5/28/2008

Molecular Gastronomy

Combining Michael Ruhlman's post on the meaning of molecular gastronomy with Jeremy's post about miracle fruit brings me to an interesting problem. How can we be living in a moment where both haute barnyard (earthy, back to the farm, fresh, local) and "molecular gastronomy" (chemical, forward looking, industrial) are the two dominant food paradigms? A world where one can get reservations to neither WD-50 (Wylie Dufresne's molecular gastronomy mecca) or Blue Hill at Stone Barns (Dan Barber's fanatically farm driven simplicity)? To me, they are nemesis, and yet people talk about both phenomena as if they are part of the same world.

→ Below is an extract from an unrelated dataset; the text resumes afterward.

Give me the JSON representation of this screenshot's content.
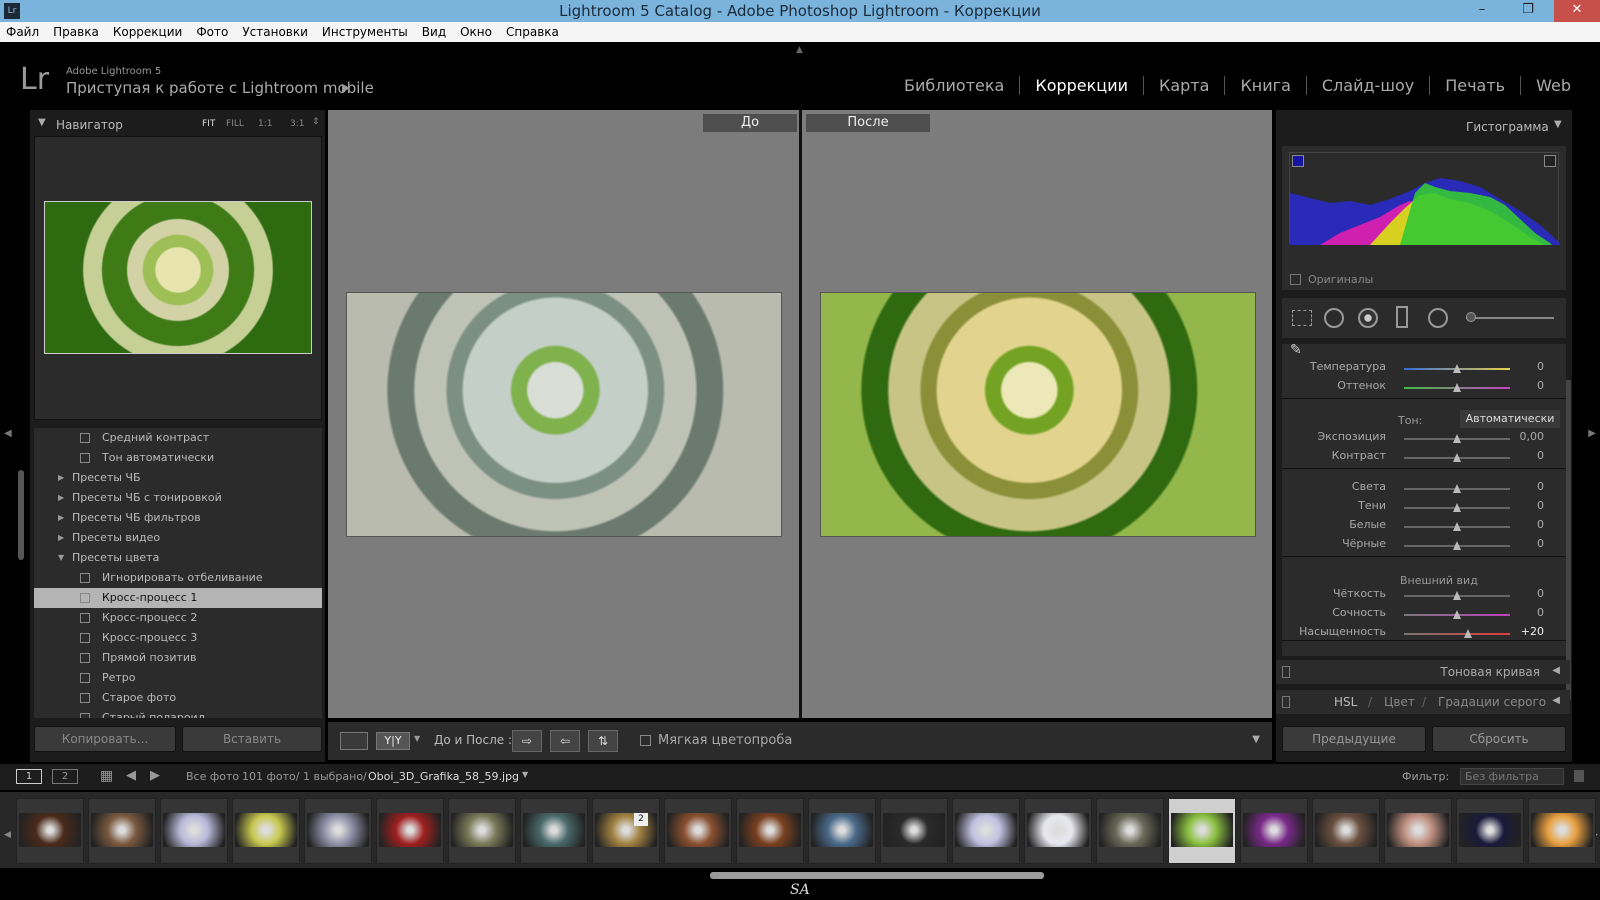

I don't discount Adria, Dufresne, Achatz, and the rest of the molecular gastronomers, by the way. Assuredly, many of their methods will fade away, because they are flawed. But to the extent what they are doing is using modern cooking methods on traditional foods, like all innovators, other novelties are going to stand the test of time. I don't doubt that there is a place in this world for agar as a stabilizer, especially in dessert, for example. But I am willing to put my money on haute barnyard as the more lasting trend, because, fundamentally, it's not a trend. It's how everyone used to eat, and hopefully will eat once more.

4 comments:

PG said...

I haven't even tried any molecular gastronomy yet. I like to order things at restaurants that I can't make at home, but I prefer that the inability be based on my mediocre cooking skills and not on lack of technology. If your cooking is superior to mine only because you have fancier toys ... shrug.

Raffi said...

I pretty much agree, PG, but I don't discount the possibility that some of this new stuff is just what will one day be a standard cooking technique. After all, we don't want to be the barbarian standing at his spit mocking the silly person boiling things with the pot, right?

Cannelle Et Vanille said...

Yes, I'm with you on this issue.

Last week I read an article in a Spanish newspaper written by a "traditionalist" chef saying that some of these molecular gastronomers use chemical ingredients in the food they serve which are not regulated by health inspectors. I am not an interventionist to that magnitude but I do agree that they might not be held to the same standards just because the ingredients they use and their food might be something new. I believe most of these chefs are very serious when it comes to their ingredients, how they manipulate them and so on, but do diners know that the apple caviar they are eating has been made with calcium chloride?

I don't know where the limit is. I do believe though that like you said, eating local, sustainable and minimally processed food is the way we ought to be eating and the way nature is made. My two cents.

PG said...

The article aran read gets picked up by the NYTimes.